Luvaulter From United States of America, joined May 2006, 44 posts, RR: 0 Reply 4, posted (4 years 2 hours ago) and read 2523 times:
Also the NOPAC routes (fixed airways) run anc to Japan. It's real easy to make that the start/stop point seeing as it is on the end of the track. Using SEA you have to fight the passenger traffic on the PACOTS (flex tracks that published daily ones one set eastbound and on one set westbound). And the fact that its more distance and more distance equals more fuel
BMI727 From United States of America, joined Feb 2009, 14352 posts, RR: 26 Reply 8, posted (3 years 12 months 4 days 18 hours ago) and read 2222 times:
It is a convenient fuel stop for freighters going to Asia and, though it may not seem like it, ANC is centrally located. I read that something like 90% of the world's population is within 9 hours flying time of ANC or something like that.
Why do Aerospace Engineering students have to turn things in on time?
PanHAM From Germany, joined May 2005, 7771 posts, RR: 26 Reply 9, posted (3 years 12 months 4 days 18 hours ago) and read 2205 times:
It is more than that. It is a great hub to sort freight from all points in the US to all points in the far east.
FX and UPS can schedule freighters from their east coast, midwest and west coast hubs to ANC with flights continuing to all hub destinations in the FE and shuffle the pre-loaded pallets at ANC from one flight to another.
A flight originating from EWR going to TPE also has pallets for NRT HKG BEJ or whatever on board. These are re-loaded at ANC to the flights going to these destinations, the empty positions of the EWR flights are filled up with pallets coming in from MEM IND OAK, just to give some example.

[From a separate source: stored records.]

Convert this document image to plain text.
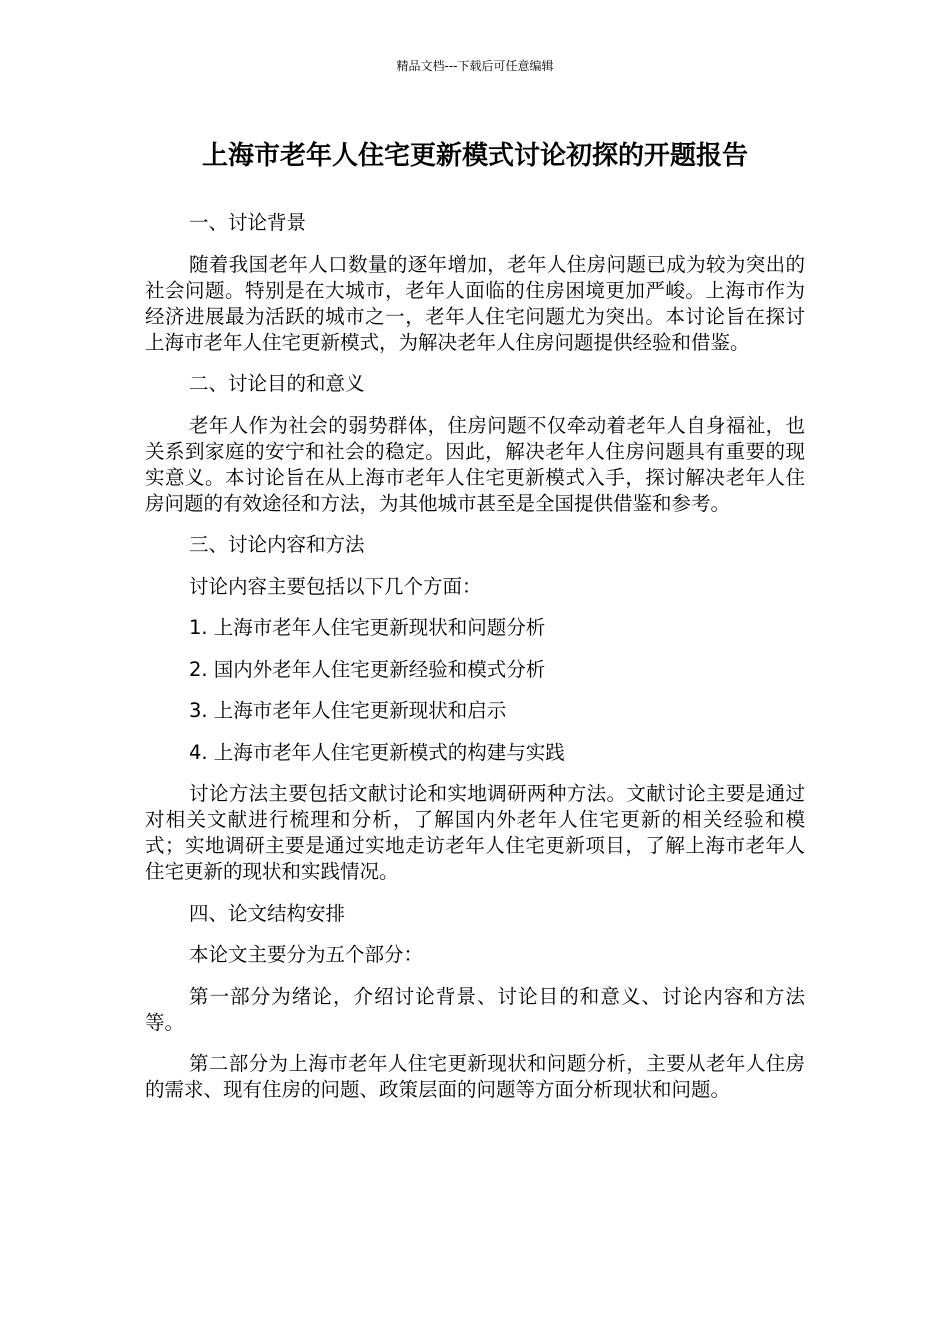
精品文档---下载后可任意编辑
上海市老年人住宅更新模式讨论初探的开题报告

一、讨论背景

随着我国老年人口数量的逐年增加，老年人住房问题已成为较为突出的社会问题。特别是在大城市，老年人面临的住房困境更加严峻。上海市作为经济进展最为活跃的城市之一，老年人住宅问题尤为突出。本讨论旨在探讨上海市老年人住宅更新模式，为解决老年人住房问题提供经验和借鉴。

二、讨论目的和意义

老年人作为社会的弱势群体，住房问题不仅牵动着老年人自身福祉，也关系到家庭的安宁和社会的稳定。因此，解决老年人住房问题具有重要的现实意义。本讨论旨在从上海市老年人住宅更新模式入手，探讨解决老年人住房问题的有效途径和方法，为其他城市甚至是全国提供借鉴和参考。

三、讨论内容和方法

讨论内容主要包括以下几个方面：

1. 上海市老年人住宅更新现状和问题分析

2. 国内外老年人住宅更新经验和模式分析

3. 上海市老年人住宅更新现状和启示

4. 上海市老年人住宅更新模式的构建与实践

讨论方法主要包括文献讨论和实地调研两种方法。文献讨论主要是通过对相关文献进行梳理和分析，了解国内外老年人住宅更新的相关经验和模式；实地调研主要是通过实地走访老年人住宅更新项目，了解上海市老年人住宅更新的现状和实践情况。

四、论文结构安排

本论文主要分为五个部分：

第一部分为绪论，介绍讨论背景、讨论目的和意义、讨论内容和方法等。

第二部分为上海市老年人住宅更新现状和问题分析，主要从老年人住房的需求、现有住房的问题、政策层面的问题等方面分析现状和问题。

I don't know the FX or UPS operations there, but they could even sort loose cargo that wwy, or break down, sort and re-load pallets.
Quoting Tb727 (Reply 1): Kalitta Air for example actually stops in Khabarovsk, Russia out of HKG on the 747 classics prior to going to ANC. No legs are more than 2500 miles from HKG to ORD allowing a lot of freight to be carried.

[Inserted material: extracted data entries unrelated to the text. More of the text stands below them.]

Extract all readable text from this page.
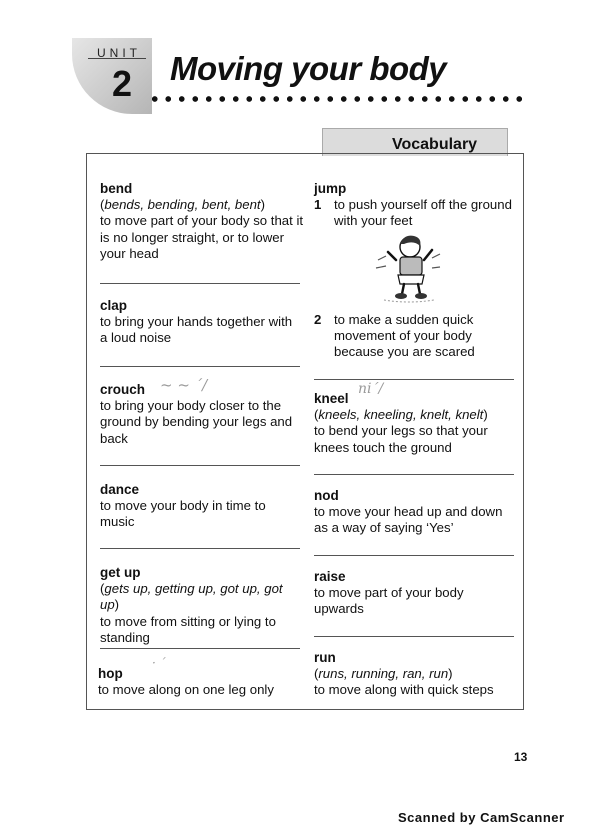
UNIT
2 Moving your body
Vocabulary
bend
(bends, bending, bent, bent)
to move part of your body so that it is no longer straight, or to lower your head
clap
to bring your hands together with a loud noise
crouch
to bring your body closer to the ground by bending your legs and back
~ ~ ˊ/
dance
to move your body in time to music
get up
(gets up, getting up, got up, got up)
to move from sitting or lying to standing
hop
to move along on one leg only
· ˊ
jump
1 to push yourself off the ground with your feet
2 to make a sudden quick movement of your body because you are scared
kneel
(kneels, kneeling, knelt, knelt)
to bend your legs so that your knees touch the ground
niˊ/
nod
to move your head up and down as a way of saying ‘Yes’
raise
to move part of your body upwards
run
(runs, running, ran, run)
to move along with quick steps
13
Scanned by CamScanner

thes old critters could not carry the max payload going N/S, thats why they have to stop at KHH on the west bound flights
Ramprat74 From United States of America, joined Dec 2003, 1457 posts, RR: 2 Reply 11, posted (3 years 12 months 4 days 9 hours ago) and read 1942 times:
Quoting AA737-823 (Reply 6): And here's something most people don't know:
We have VERY CHEAP FUEL.
We're talking CHEAP.
At one point, the cargo carrier I worked for here at ANC told me that out of their entire worldwide system, we had the cheapest fuel.
That makes a difference.
The fuel in PDX must be cheaper though. We (United) have the Air China Cargo maintenance contract here in PDX. When Mt. Redoubt volcano erupted, China Air Cargo flew their Planes straight to PDX. Then they decided to use PDX as a transfer point rather then ANC because they said the fuel was cheaper here then in ANC.
PanHAM From Germany, joined May 2005, 7771 posts, RR: 26 Reply 14, posted (3 years 12 months 3 days 22 hours ago) and read 1677 times:
Quoting Viscount724 (Reply 10): . A waiver from the usual U.S. customs rules that permit cargo to be trans-shipped between international and domestic flights without clearing customs until arrival at the final destinations.

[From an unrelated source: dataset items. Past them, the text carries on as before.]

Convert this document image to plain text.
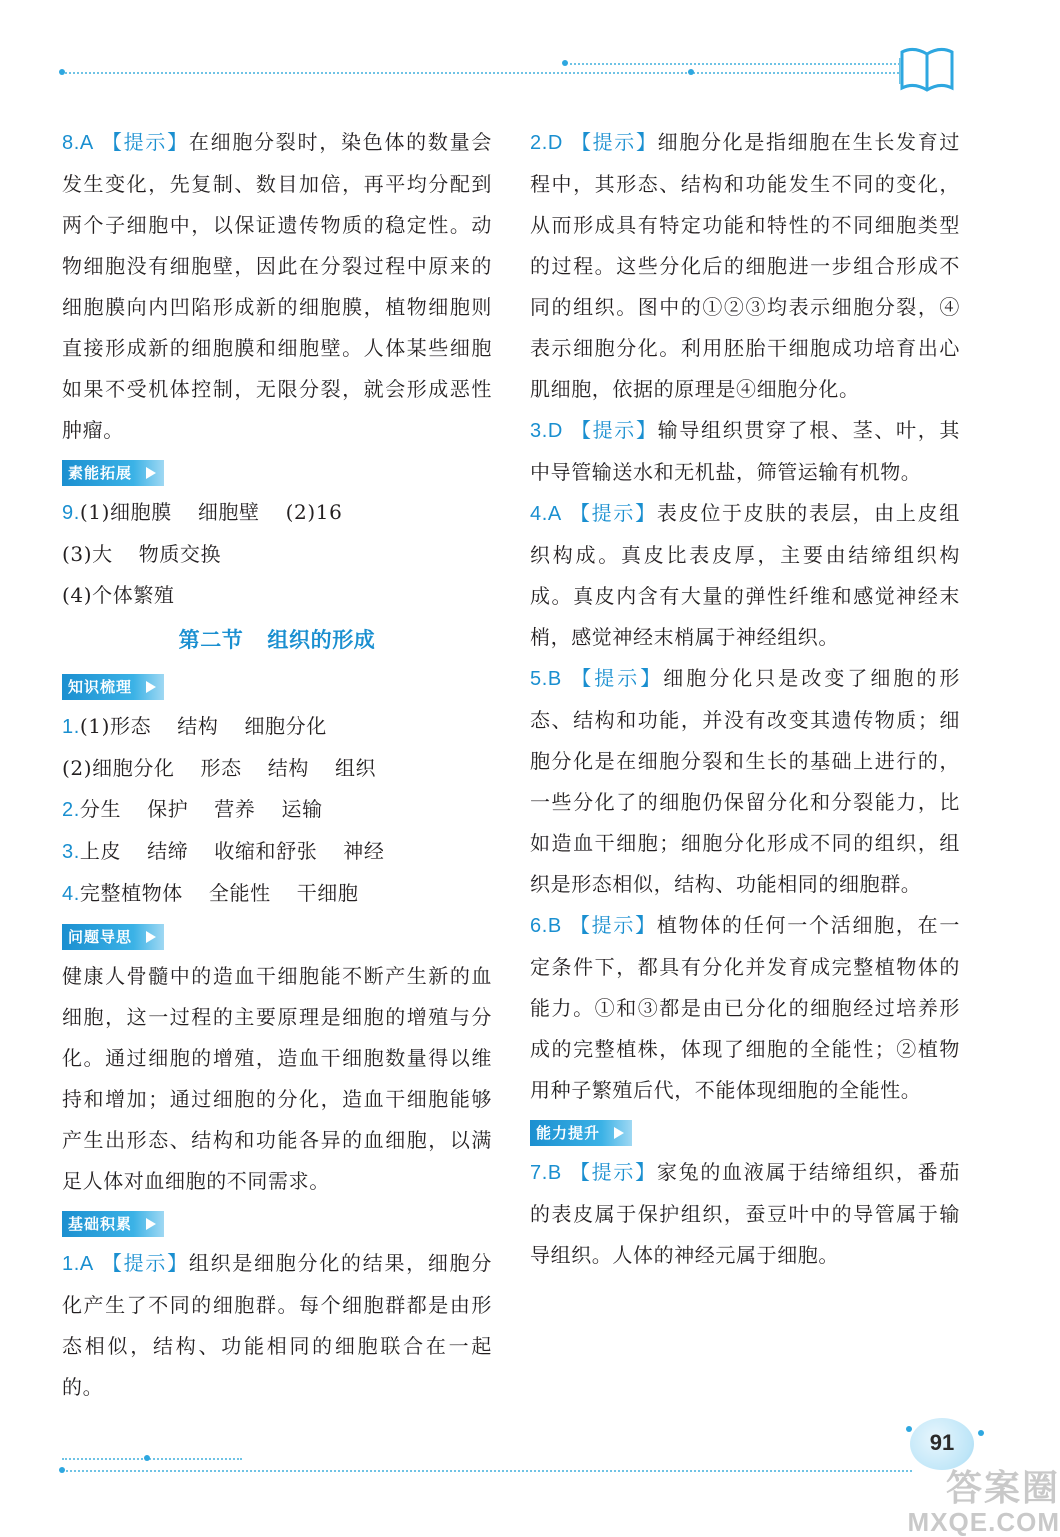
8.A 【提示】在细胞分裂时，染色体的数量会发生变化，先复制、数目加倍，再平均分配到两个子细胞中，以保证遗传物质的稳定性。动物细胞没有细胞壁，因此在分裂过程中原来的细胞膜向内凹陷形成新的细胞膜，植物细胞则直接形成新的细胞膜和细胞壁。人体某些细胞如果不受机体控制，无限分裂，就会形成恶性肿瘤。

素能拓展

9.(1)细胞膜 细胞壁 (2)16

(3)大 物质交换

(4)个体繁殖

第二节 组织的形成
知识梳理

1.(1)形态 结构 细胞分化

(2)细胞分化 形态 结构 组织

2.分生 保护 营养 运输

3.上皮 结缔 收缩和舒张 神经

4.完整植物体 全能性 干细胞

问题导思

健康人骨髓中的造血干细胞能不断产生新的血细胞，这一过程的主要原理是细胞的增殖与分化。通过细胞的增殖，造血干细胞数量得以维持和增加；通过细胞的分化，造血干细胞能够产生出形态、结构和功能各异的血细胞，以满足人体对血细胞的不同需求。

基础积累

1.A 【提示】组织是细胞分化的结果，细胞分化产生了不同的细胞群。每个细胞群都是由形态相似，结构、功能相同的细胞联合在一起的。

2.D 【提示】细胞分化是指细胞在生长发育过程中，其形态、结构和功能发生不同的变化，从而形成具有特定功能和特性的不同细胞类型的过程。这些分化后的细胞进一步组合形成不同的组织。图中的①②③均表示细胞分裂，④表示细胞分化。利用胚胎干细胞成功培育出心肌细胞，依据的原理是④细胞分化。

3.D 【提示】输导组织贯穿了根、茎、叶，其中导管输送水和无机盐，筛管运输有机物。

4.A 【提示】表皮位于皮肤的表层，由上皮组织构成。真皮比表皮厚，主要由结缔组织构成。真皮内含有大量的弹性纤维和感觉神经末梢，感觉神经末梢属于神经组织。

5.B 【提示】细胞分化只是改变了细胞的形态、结构和功能，并没有改变其遗传物质；细胞分化是在细胞分裂和生长的基础上进行的，一些分化了的细胞仍保留分化和分裂能力，比如造血干细胞；细胞分化形成不同的组织，组织是形态相似，结构、功能相同的细胞群。

6.B 【提示】植物体的任何一个活细胞，在一定条件下，都具有分化并发育成完整植物体的能力。①和③都是由已分化的细胞经过培养形成的完整植株，体现了细胞的全能性；②植物用种子繁殖后代，不能体现细胞的全能性。

能力提升

7.B 【提示】家兔的血液属于结缔组织，番茄的表皮属于保护组织，蚕豆叶中的导管属于输导组织。人体的神经元属于细胞。

91
答案圈
MXQE.COM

That happens in a bonded area. The flight coming in from the FE conttinuing to a UPS or FX hub in mainland US is still a part of an international flight. As mentioned before, I do not know the ops there, but with today's ID systems, the contiinuating flight must not even be sterile., I don't see any harm if a domestic palett is loaded together with international paletts on such flight. Each and every shipment is clearly IDd by the awb number, customs has full access to that information in the carriers systems. Besides, there is a system of pre-clearance where goods are already released while in transit.
As an example, freight arriving from third countries at the main UPS sorting hub CGN ride with domestc EU shipments even in the same ULD to the final destination.